There are deals being done outside of these standard quotes and up to €5.30/kg base price has been paid for bigger numbers of heifers this week.

In-spec quality assured cattle are highly sought after at the moment and farmers are advised to bargain hard when selling in the run up to Easter.

Some agents are talking about four-day weeks dampening the trade, but this is immaterial, as most factories are only working four-day weeks anyway.


The young bull trade remains pretty steady, with €5.30/kg back on the table for U grading young bulls in some of the factories specialising in bulls.

R grading bulls are moving at €5.10/kg to €5.20/kg, while O and P grading bulls are being paid out at 10c to 15c/kg less.

Under-16-month bulls are generally working off €5.10/kg to €5.15/kg base price, with the 12c/kg in-spec bonus being added in along with grading for the final price.

Cull cows

Cull cows also remain a very solid trade, with good demand from the manufacturing trade ahead of the Easter holiday period.

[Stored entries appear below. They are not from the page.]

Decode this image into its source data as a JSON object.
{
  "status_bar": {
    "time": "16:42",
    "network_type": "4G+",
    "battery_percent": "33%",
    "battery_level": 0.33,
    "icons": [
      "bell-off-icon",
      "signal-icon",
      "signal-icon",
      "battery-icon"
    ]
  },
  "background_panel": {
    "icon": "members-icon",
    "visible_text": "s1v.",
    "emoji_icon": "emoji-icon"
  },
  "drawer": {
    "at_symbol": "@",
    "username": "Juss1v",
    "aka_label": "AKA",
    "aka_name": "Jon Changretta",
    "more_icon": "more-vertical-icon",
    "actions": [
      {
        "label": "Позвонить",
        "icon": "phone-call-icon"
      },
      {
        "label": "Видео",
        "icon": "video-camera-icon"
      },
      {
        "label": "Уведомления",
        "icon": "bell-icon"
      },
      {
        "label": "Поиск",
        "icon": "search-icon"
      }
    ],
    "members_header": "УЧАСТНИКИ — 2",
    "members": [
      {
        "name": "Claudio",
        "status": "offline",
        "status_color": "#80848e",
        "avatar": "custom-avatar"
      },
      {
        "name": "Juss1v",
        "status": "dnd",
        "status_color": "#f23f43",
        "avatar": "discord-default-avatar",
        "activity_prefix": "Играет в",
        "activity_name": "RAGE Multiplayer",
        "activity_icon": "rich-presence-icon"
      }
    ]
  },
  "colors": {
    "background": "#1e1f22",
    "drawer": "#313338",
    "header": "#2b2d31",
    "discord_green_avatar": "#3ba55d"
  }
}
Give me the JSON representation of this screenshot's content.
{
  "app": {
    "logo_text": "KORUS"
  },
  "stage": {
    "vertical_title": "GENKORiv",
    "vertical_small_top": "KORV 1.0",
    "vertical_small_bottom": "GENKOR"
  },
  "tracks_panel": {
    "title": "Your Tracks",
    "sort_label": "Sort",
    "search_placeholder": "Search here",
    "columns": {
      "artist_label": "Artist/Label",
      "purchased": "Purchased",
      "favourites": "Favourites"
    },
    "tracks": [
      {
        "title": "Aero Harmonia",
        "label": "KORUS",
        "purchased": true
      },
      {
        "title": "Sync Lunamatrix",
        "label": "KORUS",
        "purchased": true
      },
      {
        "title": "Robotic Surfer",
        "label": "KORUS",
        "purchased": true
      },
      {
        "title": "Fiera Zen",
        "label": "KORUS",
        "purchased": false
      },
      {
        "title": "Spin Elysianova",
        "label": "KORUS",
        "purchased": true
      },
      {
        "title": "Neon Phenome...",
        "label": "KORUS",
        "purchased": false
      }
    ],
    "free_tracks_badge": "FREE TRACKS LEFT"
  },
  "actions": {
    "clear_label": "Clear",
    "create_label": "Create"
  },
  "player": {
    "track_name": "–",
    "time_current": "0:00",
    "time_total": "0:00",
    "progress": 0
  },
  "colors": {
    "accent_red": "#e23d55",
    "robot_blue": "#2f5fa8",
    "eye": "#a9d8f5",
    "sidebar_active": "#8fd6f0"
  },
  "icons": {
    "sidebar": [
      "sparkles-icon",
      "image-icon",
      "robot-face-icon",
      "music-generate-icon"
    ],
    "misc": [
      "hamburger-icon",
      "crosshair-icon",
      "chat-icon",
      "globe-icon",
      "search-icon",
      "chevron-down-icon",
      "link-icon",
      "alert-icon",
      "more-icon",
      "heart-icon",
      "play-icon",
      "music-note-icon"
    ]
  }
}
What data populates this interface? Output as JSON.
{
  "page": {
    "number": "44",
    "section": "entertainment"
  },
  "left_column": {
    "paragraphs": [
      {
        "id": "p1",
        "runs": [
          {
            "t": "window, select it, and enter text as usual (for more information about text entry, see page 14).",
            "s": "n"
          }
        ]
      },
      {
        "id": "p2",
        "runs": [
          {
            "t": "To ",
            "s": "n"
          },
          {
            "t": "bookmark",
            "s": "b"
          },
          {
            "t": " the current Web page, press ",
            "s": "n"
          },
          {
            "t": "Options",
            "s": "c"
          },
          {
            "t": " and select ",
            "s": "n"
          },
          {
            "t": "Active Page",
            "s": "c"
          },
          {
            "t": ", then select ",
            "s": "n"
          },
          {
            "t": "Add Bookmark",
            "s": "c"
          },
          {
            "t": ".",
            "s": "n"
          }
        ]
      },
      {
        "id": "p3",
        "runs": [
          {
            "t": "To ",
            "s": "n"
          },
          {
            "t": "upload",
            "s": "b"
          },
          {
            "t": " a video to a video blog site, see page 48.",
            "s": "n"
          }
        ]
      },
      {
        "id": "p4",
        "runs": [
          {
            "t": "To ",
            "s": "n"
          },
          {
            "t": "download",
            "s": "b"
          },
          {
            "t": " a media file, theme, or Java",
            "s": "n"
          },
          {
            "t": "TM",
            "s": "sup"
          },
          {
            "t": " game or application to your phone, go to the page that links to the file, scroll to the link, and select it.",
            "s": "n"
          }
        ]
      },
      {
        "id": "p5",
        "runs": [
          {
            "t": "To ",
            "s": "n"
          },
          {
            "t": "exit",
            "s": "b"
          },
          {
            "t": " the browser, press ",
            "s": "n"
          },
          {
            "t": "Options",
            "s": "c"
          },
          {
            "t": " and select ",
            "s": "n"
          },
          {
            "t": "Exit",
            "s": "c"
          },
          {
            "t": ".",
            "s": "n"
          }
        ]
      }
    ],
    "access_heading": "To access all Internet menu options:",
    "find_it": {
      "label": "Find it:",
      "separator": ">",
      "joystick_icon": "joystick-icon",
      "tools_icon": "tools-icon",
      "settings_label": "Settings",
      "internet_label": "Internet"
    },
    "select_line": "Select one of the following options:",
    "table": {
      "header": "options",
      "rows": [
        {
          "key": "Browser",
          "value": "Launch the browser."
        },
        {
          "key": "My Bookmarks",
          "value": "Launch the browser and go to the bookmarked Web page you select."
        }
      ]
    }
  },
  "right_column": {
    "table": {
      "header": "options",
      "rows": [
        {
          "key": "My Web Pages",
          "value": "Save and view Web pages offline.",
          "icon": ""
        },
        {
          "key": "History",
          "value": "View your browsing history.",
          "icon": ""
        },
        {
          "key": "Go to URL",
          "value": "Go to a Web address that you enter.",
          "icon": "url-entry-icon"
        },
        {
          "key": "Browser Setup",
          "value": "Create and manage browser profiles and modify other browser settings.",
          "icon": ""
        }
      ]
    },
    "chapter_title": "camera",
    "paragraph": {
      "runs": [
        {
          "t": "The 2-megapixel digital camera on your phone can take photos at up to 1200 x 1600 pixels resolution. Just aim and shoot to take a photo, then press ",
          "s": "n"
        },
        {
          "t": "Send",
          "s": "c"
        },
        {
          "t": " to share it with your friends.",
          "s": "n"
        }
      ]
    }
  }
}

U grading suckler cows are still top of the market, with €4.70/kg to €4.80/kg being paid for good-quality, young well-fleshed cows this week.

R grading cows are working off €4.40/kg to €4.50/kg, with O grading suckler cows coming in at €4.30/kg, while P grading cows are working off €4.00/kg to €4.10/kg, depending on weight and flesh cover.

Irish Farmers' Association livestock chair Declan Hanrahan said: “Demand for beef in our key UK and EU markets is strong, with supplies in these markets reducing for the year, creating real potential for strong and sustained growth in beef prices here.

"EU beef production dropped 4% in 2023, with a further reduction of 1% projected for this year. UK beef supplies are predicted to tighten in particular for the second half of the year and into 2025, as figures show the numbers of cattle under 12 months of age to be down 3% year on year.”